Mrs. Frances Mann, of Otterbein, Indiana, is our lady this issue
and she gives us a letter and an article. I am sure you will find
it both informative and interesting. Thanks Mrs. Mann. Send us your
articles on the History of Bread and Corn ground on stone burrs
Elmer likes mush. AUNT LENE.
I enclose an article. You can print it or not, or leave out what
ourselves better. DC. George Scarseth, national head of Research of
American Farm Bureau Federation, says, ‘You can have starvation
on a full belly’.
I have heard so many wives complaining about their husbands’
steam engine hobby. If they would get interested in some hobby that
ran along the side of his, they would both be happier.
There is a feeling of satisfaction in turning out your own home
baked bread and in knowing that it contains the ingredients that
will help your family to enjoy life more abundantly.
The baking does not take much time because you can start it
while you are doing your breakfast dishes and bake it while you are
eating lunch. The art of bread making seems as important, if not
more important, than some of the hobbies that women pursue at
home.
I should have liked to have told some of the history of bread
and how bread changed history. I would have liked to have told of
corn ground on stone burrs and what could be done with it. I
thought it would make the article too long.
WHY STONE GROUND MEAL IS BETTER!
To all the wives who fuss at their husbands for having a Steam
Engine Hobby-
To all the wives who are interested in the Steam Hobby-
To all the men who like to eat-
To all who are interested in do-it-yourself projects-
To all who are interested in better quality, high value food,
and a better way of life-
Buy stone burrs and grind your own wheat and corn, or if that is
impractical, contact a thresherman who has stone burrs. The flavor,
high food value, and healthful quality of the Whole corn or wheat
is retained. Nothing is taken out of the grain and nothing is
added. Bake your own bread and taste the difference.

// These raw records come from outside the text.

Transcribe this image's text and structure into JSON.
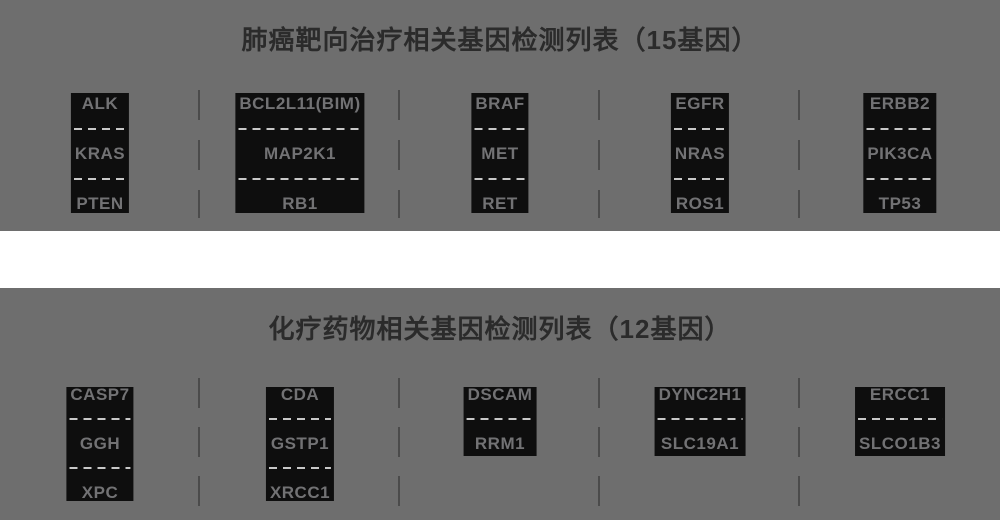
{
  "colors": {
    "page_bg": "#ffffff",
    "panel_bg": "#6e6e6e",
    "block_bg": "#0e0e0e",
    "gene_text": "#727274",
    "title_text": "#2b2b2b",
    "row_divider_dash": "#c8c8c8",
    "column_divider_dash": "#4b4b4b"
  },
  "panels": [
    {
      "title": "肺癌靶向治疗相关基因检测列表（15基因）",
      "gene_count": 15,
      "columns": [
        {
          "genes": [
            "ALK",
            "KRAS",
            "PTEN"
          ]
        },
        {
          "genes": [
            "BCL2L11(BIM)",
            "MAP2K1",
            "RB1"
          ]
        },
        {
          "genes": [
            "BRAF",
            "MET",
            "RET"
          ]
        },
        {
          "genes": [
            "EGFR",
            "NRAS",
            "ROS1"
          ]
        },
        {
          "genes": [
            "ERBB2",
            "PIK3CA",
            "TP53"
          ]
        }
      ]
    },
    {
      "title": "化疗药物相关基因检测列表（12基因）",
      "gene_count": 12,
      "columns": [
        {
          "genes": [
            "CASP7",
            "GGH",
            "XPC"
          ]
        },
        {
          "genes": [
            "CDA",
            "GSTP1",
            "XRCC1"
          ]
        },
        {
          "genes": [
            "DSCAM",
            "RRM1"
          ]
        },
        {
          "genes": [
            "DYNC2H1",
            "SLC19A1"
          ]
        },
        {
          "genes": [
            "ERCC1",
            "SLCO1B3"
          ]
        }
      ]
    }
  ]
}
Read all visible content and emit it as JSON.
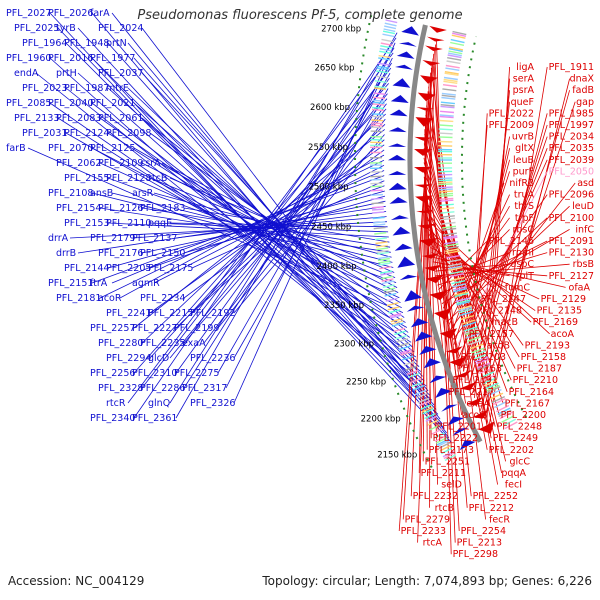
{
  "map": {
    "title": "Pseudomonas fluorescens Pf-5, complete genome",
    "accession_label": "Accession: NC_004129",
    "summary_label": "Topology: circular; Length: 7,074,893 bp; Genes: 6,226"
  },
  "colors": {
    "forward": "#1010d0",
    "reverse": "#dd0000",
    "highlight": "#ff99cc",
    "backbone": "#888888",
    "tick_dots": "#2a8a2a",
    "tick_label": "#000000"
  },
  "kbp_ticks": [
    "2150 kbp",
    "2200 kbp",
    "2250 kbp",
    "2300 kbp",
    "2350 kbp",
    "2400 kbp",
    "2450 kbp",
    "2500 kbp",
    "2550 kbp",
    "2600 kbp",
    "2650 kbp",
    "2700 kbp"
  ],
  "forward_labels": [
    "PFL_2027",
    "PFL_2026",
    "farA",
    "PFL_2025",
    "tyrB",
    "PFL_2024",
    "PFL_1964",
    "PFL_1948",
    "prtN",
    "PFL_1960",
    "PFL_2016",
    "PFL_1977",
    "endA",
    "prtH",
    "PFL_2037",
    "PFL_2023",
    "PFL_1987",
    "mtrE",
    "PFL_2085",
    "PFL_2040",
    "PFL_2021",
    "PFL_2133",
    "PFL_2083",
    "PFL_2061",
    "PFL_2031",
    "PFL_2124",
    "PFL_2098",
    "farB",
    "PFL_2070",
    "PFL_2125",
    "PFL_2062",
    "PFL_2109",
    "csrA",
    "PFL_2155",
    "PFL_2128",
    "rtcB",
    "PFL_2108",
    "ansB",
    "arsR",
    "PFL_2154",
    "PFL_2126",
    "PFL_2183",
    "PFL_2153",
    "PFL_2110",
    "pqqE",
    "drrA",
    "PFL_2179",
    "PFL_2137",
    "drrB",
    "PFL_2176",
    "PFL_2150",
    "PFL_2144",
    "PFL_2205",
    "PFL_2175",
    "PFL_2151",
    "ftrA",
    "agmR",
    "PFL_2181",
    "acoR",
    "PFL_2234",
    "PFL_2241",
    "PFL_2215",
    "PFL_2192",
    "PFL_2257",
    "PFL_2227",
    "PFL_2199",
    "PFL_2280",
    "PFL_2235",
    "exaA",
    "PFL_2294",
    "glcD",
    "PFL_2236",
    "PFL_2256",
    "PFL_2310",
    "PFL_2275",
    "PFL_2328",
    "PFL_2286",
    "PFL_2317",
    "rtcR",
    "glnQ",
    "PFL_2326",
    "PFL_2340",
    "PFL_2361"
  ],
  "reverse_labels": [
    "PFL_1911",
    "ligA",
    "dnaX",
    "serA",
    "fadB",
    "psrA",
    "gap",
    "queF",
    "PFL_1985",
    "PFL_2022",
    "PFL_1997",
    "PFL_2009",
    "PFL_2034",
    "uvrB",
    "PFL_2035",
    "gltX",
    "PFL_2039",
    "leuB",
    "PFL_2050",
    "purF",
    "asd",
    "nifR3",
    "PFL_2096",
    "truA",
    "leuD",
    "thrS",
    "PFL_2100",
    "trpF",
    "infC",
    "rbsC",
    "PFL_2091",
    "PFL_2146",
    "PFL_2130",
    "rpmI",
    "rbsB",
    "aspC",
    "PFL_2127",
    "rplT",
    "ofaA",
    "fumC",
    "PFL_2129",
    "PFL_2147",
    "PFL_2135",
    "PFL_2148",
    "PFL_2169",
    "macB",
    "acoA",
    "PFL_2157",
    "PFL_2193",
    "acoB",
    "PFL_2158",
    "PFL_2203",
    "PFL_2187",
    "PFL_2163",
    "PFL_2210",
    "PFL_2191",
    "PFL_2164",
    "PFL_2217",
    "PFL_2167",
    "exaA",
    "PFL_2200",
    "acoC",
    "PFL_2248",
    "PFL_2201",
    "PFL_2249",
    "PFL_2222",
    "PFL_2202",
    "PFL_2173",
    "glcC",
    "PFL_2251",
    "pqqA",
    "PFL_2211",
    "fecI",
    "selD",
    "PFL_2252",
    "PFL_2232",
    "PFL_2212",
    "rtcB",
    "fecR",
    "PFL_2279",
    "PFL_2254",
    "PFL_2233",
    "PFL_2213",
    "rtcA",
    "PFL_2298"
  ],
  "highlight_label": "PFL_2050"
}
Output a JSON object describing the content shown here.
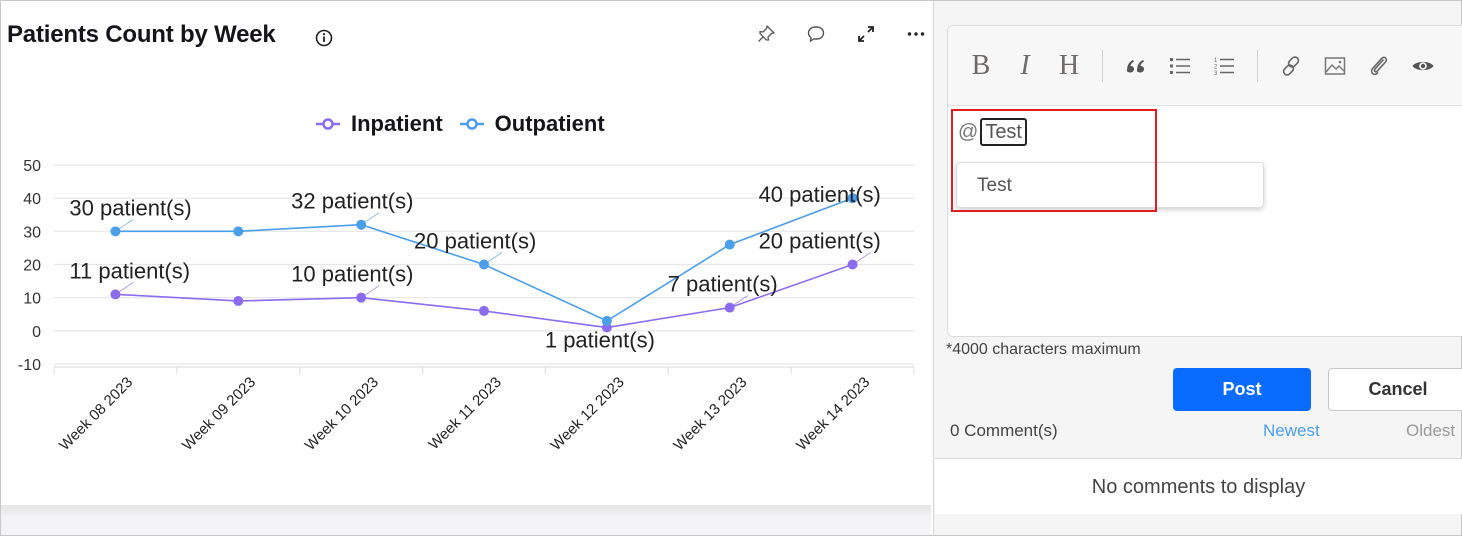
{
  "chart_card": {
    "title": "Patients Count by Week",
    "icons": [
      "info-icon",
      "pin-icon",
      "comment-icon",
      "expand-icon",
      "more-icon"
    ]
  },
  "chart_data": {
    "type": "line",
    "title": "Patients Count by Week",
    "xlabel": "",
    "ylabel": "",
    "categories": [
      "Week 08 2023",
      "Week 09 2023",
      "Week 10 2023",
      "Week 11 2023",
      "Week 12 2023",
      "Week 13 2023",
      "Week 14 2023"
    ],
    "series": [
      {
        "name": "Inpatient",
        "color": "#8b6cf0",
        "values": [
          11,
          9,
          10,
          6,
          1,
          7,
          20
        ]
      },
      {
        "name": "Outpatient",
        "color": "#4a9eea",
        "values": [
          30,
          30,
          32,
          20,
          3,
          26,
          40
        ]
      }
    ],
    "ylim": [
      -10,
      50
    ],
    "yticks": [
      50,
      40,
      30,
      20,
      10,
      0,
      -10
    ],
    "grid": true,
    "legend_position": "top",
    "annotations": [
      {
        "series": "Outpatient",
        "category": "Week 08 2023",
        "text": "30 patient(s)"
      },
      {
        "series": "Outpatient",
        "category": "Week 10 2023",
        "text": "32 patient(s)"
      },
      {
        "series": "Outpatient",
        "category": "Week 11 2023",
        "text": "20 patient(s)"
      },
      {
        "series": "Outpatient",
        "category": "Week 14 2023",
        "text": "40 patient(s)"
      },
      {
        "series": "Inpatient",
        "category": "Week 08 2023",
        "text": "11 patient(s)"
      },
      {
        "series": "Inpatient",
        "category": "Week 10 2023",
        "text": "10 patient(s)"
      },
      {
        "series": "Inpatient",
        "category": "Week 12 2023",
        "text": "1 patient(s)"
      },
      {
        "series": "Inpatient",
        "category": "Week 13 2023",
        "text": "7 patient(s)"
      },
      {
        "series": "Inpatient",
        "category": "Week 14 2023",
        "text": "20 patient(s)"
      }
    ]
  },
  "comments_panel": {
    "toolbar": {
      "bold": "B",
      "italic": "I",
      "heading": "H",
      "items": [
        "bold",
        "italic",
        "heading",
        "quote",
        "bulleted-list",
        "numbered-list",
        "link",
        "image",
        "attachment",
        "preview"
      ]
    },
    "editor": {
      "at_symbol": "@",
      "mention_text": "Test",
      "suggestions": [
        "Test"
      ]
    },
    "char_limit": "*4000 characters maximum",
    "post_label": "Post",
    "cancel_label": "Cancel",
    "comment_count": "0 Comment(s)",
    "sort_newest": "Newest",
    "sort_oldest": "Oldest",
    "empty_message": "No comments to display",
    "colors": {
      "primary": "#0a6cff",
      "link": "#4a9eea",
      "highlight": "#e01e1e"
    }
  }
}
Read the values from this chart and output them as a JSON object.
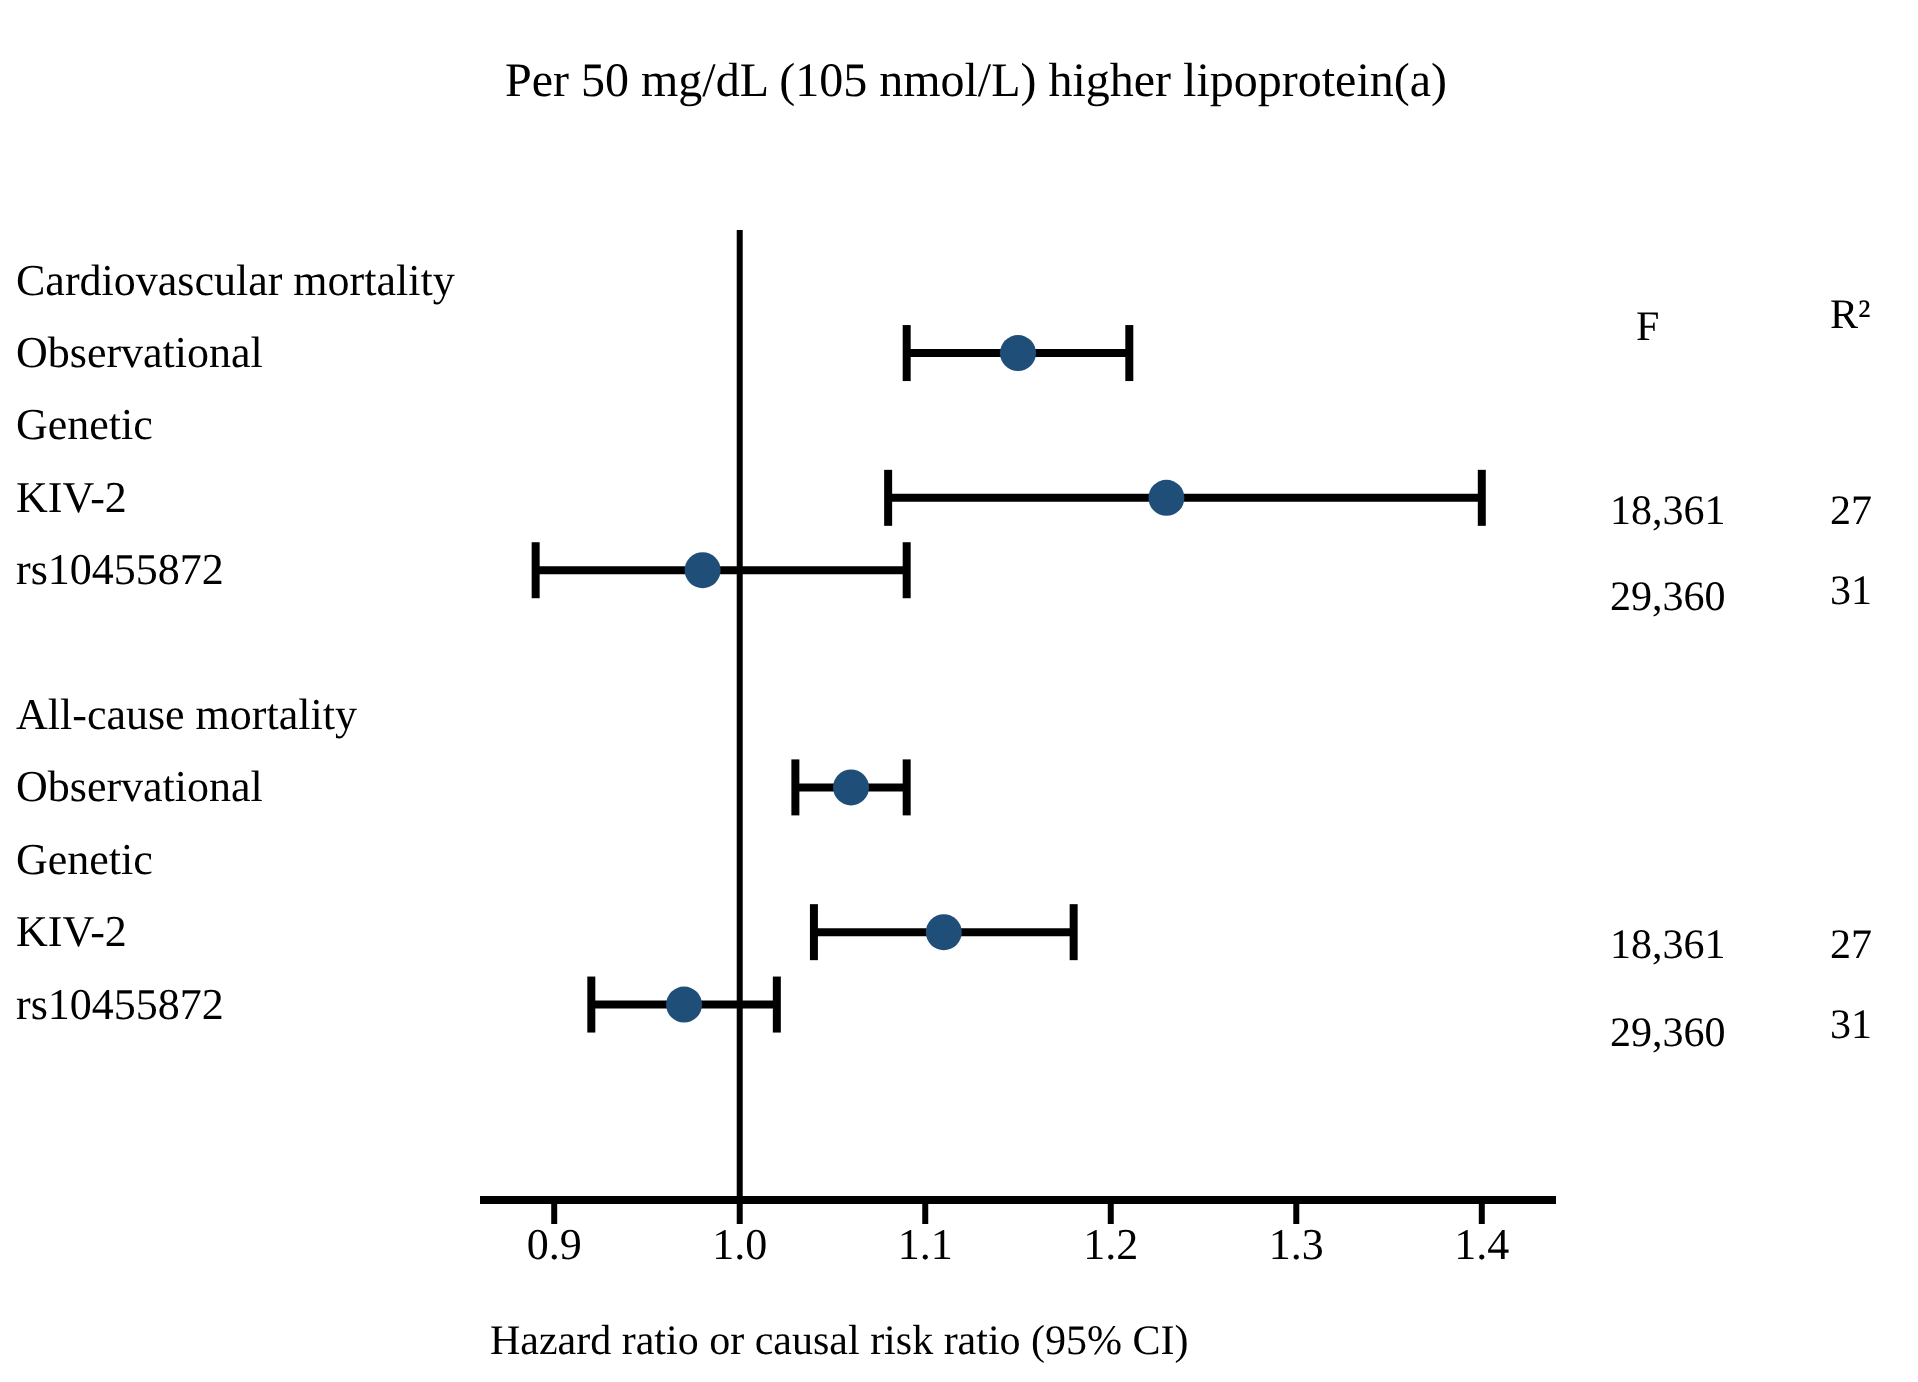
{
  "chart_data": {
    "type": "scatter",
    "orientation": "horizontal",
    "title": "Per 50 mg/dL (105 nmol/L) higher lipoprotein(a)",
    "xlabel": "Hazard ratio or causal risk ratio (95% CI)",
    "categories": [
      "Cardiovascular mortality",
      "Observational",
      "Genetic",
      "KIV-2",
      "rs10455872",
      null,
      "All-cause mortality",
      "Observational",
      "Genetic",
      "KIV-2",
      "rs10455872"
    ],
    "values": [
      null,
      1.15,
      null,
      1.23,
      0.98,
      null,
      null,
      1.06,
      null,
      1.11,
      0.97
    ],
    "errors": [
      null,
      [
        1.09,
        1.21
      ],
      null,
      [
        1.08,
        1.4
      ],
      [
        0.89,
        1.09
      ],
      null,
      null,
      [
        1.03,
        1.09
      ],
      null,
      [
        1.04,
        1.18
      ],
      [
        0.92,
        1.02
      ]
    ],
    "color": "#1f4e79",
    "marker": "circle",
    "xlim": [
      0.86,
      1.44
    ],
    "xticks": [
      0.9,
      {
        "value": 1,
        "label": "1.0"
      },
      1.1,
      1.2,
      1.3,
      1.4
    ],
    "ref_lines": [
      {
        "axis": "x",
        "value": 1
      }
    ],
    "annotations": [
      "F",
      "R²",
      "18,361",
      "27",
      "29,360",
      "31",
      "18,361",
      "27",
      "29,360",
      "31"
    ]
  }
}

The action of stone-grinding fragments the germ of the grain and
mixes it with all the other parts. Stone mills can grind flour
containing 100% of the nutritious elements (germ, vitamins, and
all). It is the cold crushing of the wheat berry between
slow-moving stones that results in a flour that is not sticky and
rancid. Commercial white flour has no germ in it because the high
speed steel mills gum up the whole grain and heat the germ to
rancidity.
All of our threshermen friends have a pretty clear picture of a
grain of wheat. It contains a small embryo, or germ, at one end,
from which the wheat plant sprouts and which is one of the richest
known sources of B and E vitamins. The inner bulk of the grain, or
endosperm, is composed of starch, a small amount of protein, and
almost no vitamins or minerals (the endosperm is what you buy in
the lifeless white flour of commerce). The outer layer, or bran,
contains large amounts of vitamins, minerals, and good quality
protein.
A grain of wheat is a miracle containing 17 minerals and 10
vitamins. The vitamin E which is discarded with the germ in the
milling of white flour, is the element in wheat which we can least
afford to lose. ‘E’ occurs mainly in whole grains and in
green leaves, especially lettuce and alfalfa.
Can’t you smell that delicious odor of whole wheat bread
baking? And oh! to taste it-a natural whole wheat bread containing
all the original vitamins and mineral salts of the wheat erry-a
hand-kneaded loaf made of fresh stone ground 100% whole wheat
flour.
If you are reducing, one slice toasted at each meal will really
satisfy and you won’t eat so much.
Bread is the staff of life. Have a good staff.